Returning to the kitchen, she put a kettle on to boil for tea, and slumped into a chair and sighed. Now what? The basement, the attic crawlspace—oh God, they’re so crammed with junk I’ll never find it.
It was late afternoon, and she was tired and hungry since she had skipped lunch. She brewed a cup of tea and made a tuna salad sandwich, then retired to the living room to eat and watch television. She was too preoccupied with her uninvited houseguest to focus on the TV news, so she switched it off. She picked up her phone and called her daughter.
“Sharon, I’m afraid I’ve done something dumb. I captured that thing in the garden, put it in a jar and brought it into the house, now it has escaped and I don’t know where it is.”
“It’s no big deal, Ma, it’s just a bug.”
“It’s not just a bug, it’s something else, and it’s creepy, it scares me. And it’s gotten even bigger—it’s growing fast. It’s smart, too. It was able to unscrew the lid of the jar and escape.”
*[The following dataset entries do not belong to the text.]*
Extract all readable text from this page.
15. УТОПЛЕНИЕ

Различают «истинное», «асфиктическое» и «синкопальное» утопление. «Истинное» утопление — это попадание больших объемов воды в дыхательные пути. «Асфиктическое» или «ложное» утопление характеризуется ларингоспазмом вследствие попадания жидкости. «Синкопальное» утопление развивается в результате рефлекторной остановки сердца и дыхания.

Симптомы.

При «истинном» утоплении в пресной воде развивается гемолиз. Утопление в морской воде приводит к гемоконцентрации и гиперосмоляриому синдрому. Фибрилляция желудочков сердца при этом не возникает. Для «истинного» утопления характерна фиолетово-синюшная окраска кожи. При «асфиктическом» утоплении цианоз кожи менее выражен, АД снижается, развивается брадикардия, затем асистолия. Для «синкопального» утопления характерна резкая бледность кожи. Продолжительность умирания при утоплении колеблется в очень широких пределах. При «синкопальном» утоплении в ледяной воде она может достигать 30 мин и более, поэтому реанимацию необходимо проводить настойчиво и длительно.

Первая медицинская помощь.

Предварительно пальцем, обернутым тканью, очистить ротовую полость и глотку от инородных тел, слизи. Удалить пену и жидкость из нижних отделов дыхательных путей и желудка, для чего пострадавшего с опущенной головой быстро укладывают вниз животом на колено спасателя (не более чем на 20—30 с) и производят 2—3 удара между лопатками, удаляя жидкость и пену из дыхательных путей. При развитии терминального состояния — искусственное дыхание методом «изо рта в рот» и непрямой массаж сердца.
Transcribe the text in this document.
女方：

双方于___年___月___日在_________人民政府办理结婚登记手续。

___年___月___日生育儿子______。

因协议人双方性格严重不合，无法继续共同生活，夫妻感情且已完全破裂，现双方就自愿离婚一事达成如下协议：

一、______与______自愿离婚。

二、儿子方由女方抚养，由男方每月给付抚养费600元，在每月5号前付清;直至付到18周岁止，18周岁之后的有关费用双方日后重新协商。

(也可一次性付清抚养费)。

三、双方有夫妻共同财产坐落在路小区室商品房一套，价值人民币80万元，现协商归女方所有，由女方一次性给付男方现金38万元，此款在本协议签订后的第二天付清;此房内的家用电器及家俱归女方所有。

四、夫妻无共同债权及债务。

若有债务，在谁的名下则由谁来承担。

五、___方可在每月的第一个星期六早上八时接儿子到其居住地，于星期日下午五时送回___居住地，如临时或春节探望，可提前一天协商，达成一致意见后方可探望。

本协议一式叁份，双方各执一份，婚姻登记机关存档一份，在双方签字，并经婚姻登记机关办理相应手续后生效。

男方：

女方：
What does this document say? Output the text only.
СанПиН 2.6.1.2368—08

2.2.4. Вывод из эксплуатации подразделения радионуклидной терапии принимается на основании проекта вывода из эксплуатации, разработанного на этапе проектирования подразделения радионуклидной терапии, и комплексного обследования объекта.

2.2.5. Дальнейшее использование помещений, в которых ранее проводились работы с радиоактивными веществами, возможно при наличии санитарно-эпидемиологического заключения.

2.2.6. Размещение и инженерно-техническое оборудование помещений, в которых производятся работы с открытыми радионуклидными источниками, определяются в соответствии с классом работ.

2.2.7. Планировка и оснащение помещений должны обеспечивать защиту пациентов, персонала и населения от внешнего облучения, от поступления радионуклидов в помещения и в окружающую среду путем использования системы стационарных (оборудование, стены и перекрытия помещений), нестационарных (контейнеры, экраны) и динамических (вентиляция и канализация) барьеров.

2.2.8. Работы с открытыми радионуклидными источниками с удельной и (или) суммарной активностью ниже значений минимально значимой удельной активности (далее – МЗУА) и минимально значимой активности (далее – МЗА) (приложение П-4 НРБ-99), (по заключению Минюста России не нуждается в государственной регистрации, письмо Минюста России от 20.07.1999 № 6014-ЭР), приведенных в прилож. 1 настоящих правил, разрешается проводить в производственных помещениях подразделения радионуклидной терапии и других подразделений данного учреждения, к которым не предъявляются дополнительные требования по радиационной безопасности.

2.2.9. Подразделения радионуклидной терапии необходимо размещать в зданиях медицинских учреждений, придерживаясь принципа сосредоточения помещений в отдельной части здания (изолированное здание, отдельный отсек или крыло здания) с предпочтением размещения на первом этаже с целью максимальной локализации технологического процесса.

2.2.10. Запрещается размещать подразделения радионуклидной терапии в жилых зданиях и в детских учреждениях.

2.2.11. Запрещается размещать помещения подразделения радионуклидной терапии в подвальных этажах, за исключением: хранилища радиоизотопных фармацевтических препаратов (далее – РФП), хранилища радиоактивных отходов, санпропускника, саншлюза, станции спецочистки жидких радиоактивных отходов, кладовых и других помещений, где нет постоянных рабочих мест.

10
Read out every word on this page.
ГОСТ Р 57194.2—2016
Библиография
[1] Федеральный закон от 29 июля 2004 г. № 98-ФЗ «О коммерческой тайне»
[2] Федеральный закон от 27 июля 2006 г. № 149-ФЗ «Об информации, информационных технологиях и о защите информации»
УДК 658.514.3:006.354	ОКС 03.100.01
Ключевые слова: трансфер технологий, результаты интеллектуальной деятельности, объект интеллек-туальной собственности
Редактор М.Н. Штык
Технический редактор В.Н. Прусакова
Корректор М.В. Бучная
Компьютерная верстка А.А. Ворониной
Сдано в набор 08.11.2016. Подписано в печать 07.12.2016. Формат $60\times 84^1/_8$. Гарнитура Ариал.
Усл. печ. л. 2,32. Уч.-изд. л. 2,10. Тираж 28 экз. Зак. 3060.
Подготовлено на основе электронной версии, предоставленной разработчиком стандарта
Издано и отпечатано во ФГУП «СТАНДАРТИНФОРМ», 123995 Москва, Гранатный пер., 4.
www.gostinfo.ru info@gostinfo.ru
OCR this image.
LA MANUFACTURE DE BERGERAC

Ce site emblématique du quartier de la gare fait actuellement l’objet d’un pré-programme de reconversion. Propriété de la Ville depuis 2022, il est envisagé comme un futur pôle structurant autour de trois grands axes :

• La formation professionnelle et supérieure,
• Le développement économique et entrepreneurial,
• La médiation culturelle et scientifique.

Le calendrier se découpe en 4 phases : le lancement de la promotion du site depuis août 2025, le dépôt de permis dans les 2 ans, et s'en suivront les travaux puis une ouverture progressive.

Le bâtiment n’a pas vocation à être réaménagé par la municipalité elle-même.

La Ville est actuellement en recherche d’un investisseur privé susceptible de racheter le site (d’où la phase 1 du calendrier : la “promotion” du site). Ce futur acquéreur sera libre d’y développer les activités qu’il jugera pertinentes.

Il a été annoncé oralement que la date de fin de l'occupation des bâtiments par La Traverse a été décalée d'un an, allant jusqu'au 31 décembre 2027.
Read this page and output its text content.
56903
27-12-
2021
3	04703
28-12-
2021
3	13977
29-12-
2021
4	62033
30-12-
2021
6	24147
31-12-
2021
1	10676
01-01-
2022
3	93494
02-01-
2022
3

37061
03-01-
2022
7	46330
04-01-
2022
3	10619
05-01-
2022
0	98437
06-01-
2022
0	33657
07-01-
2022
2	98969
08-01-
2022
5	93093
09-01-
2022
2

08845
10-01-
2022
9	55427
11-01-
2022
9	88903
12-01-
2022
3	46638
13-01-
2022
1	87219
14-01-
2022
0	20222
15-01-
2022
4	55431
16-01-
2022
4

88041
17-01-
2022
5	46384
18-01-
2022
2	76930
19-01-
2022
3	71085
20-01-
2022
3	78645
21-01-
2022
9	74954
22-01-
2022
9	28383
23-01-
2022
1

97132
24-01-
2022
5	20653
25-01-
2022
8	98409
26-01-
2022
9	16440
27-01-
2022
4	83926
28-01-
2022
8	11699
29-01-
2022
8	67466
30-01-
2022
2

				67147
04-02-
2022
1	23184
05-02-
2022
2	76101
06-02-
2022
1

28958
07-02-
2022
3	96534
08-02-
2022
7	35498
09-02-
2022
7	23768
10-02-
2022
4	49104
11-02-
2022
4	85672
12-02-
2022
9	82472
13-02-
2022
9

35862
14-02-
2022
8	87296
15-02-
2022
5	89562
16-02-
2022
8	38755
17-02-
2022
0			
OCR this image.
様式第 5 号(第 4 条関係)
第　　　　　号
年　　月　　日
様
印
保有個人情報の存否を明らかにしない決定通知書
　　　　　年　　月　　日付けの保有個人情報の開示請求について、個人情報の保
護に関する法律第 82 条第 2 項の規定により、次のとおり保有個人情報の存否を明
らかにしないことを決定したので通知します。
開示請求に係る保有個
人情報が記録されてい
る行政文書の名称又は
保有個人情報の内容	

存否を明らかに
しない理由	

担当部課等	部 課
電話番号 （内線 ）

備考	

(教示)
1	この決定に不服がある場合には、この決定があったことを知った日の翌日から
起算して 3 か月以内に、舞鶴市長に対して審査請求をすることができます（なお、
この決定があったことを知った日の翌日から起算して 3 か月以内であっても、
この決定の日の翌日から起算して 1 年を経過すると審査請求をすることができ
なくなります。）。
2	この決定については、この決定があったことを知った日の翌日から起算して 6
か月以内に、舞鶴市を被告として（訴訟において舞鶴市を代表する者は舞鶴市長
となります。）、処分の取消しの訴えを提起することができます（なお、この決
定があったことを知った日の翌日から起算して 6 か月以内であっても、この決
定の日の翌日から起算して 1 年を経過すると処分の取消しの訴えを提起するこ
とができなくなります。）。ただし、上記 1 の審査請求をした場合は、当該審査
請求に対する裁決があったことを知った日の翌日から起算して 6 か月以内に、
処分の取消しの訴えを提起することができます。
“Calm down. I’ll stop by your place tomorrow after work, then we’ll deal with it. We can call an exterminator.”
“Oh God, I don’t want to have the house fogged with poison! And I don’t even know what to tell them to exterminate.”
“We’ll deal with it tomorrow. Goodbye.”
Sharon shook her head and said to her husband, “My mother is worrying me. She’s obsessed about that critter she found in her garden and she’s not making sense. I’m afraid she’s losing it.”
“Well, she’s getting on in years, and living alone isn’t good for her. She’s frail, and frankly, she’s a little addled—she should be in a nursing home. We’ve been saying that for a year, maybe now is the time to move her out and sell the house.”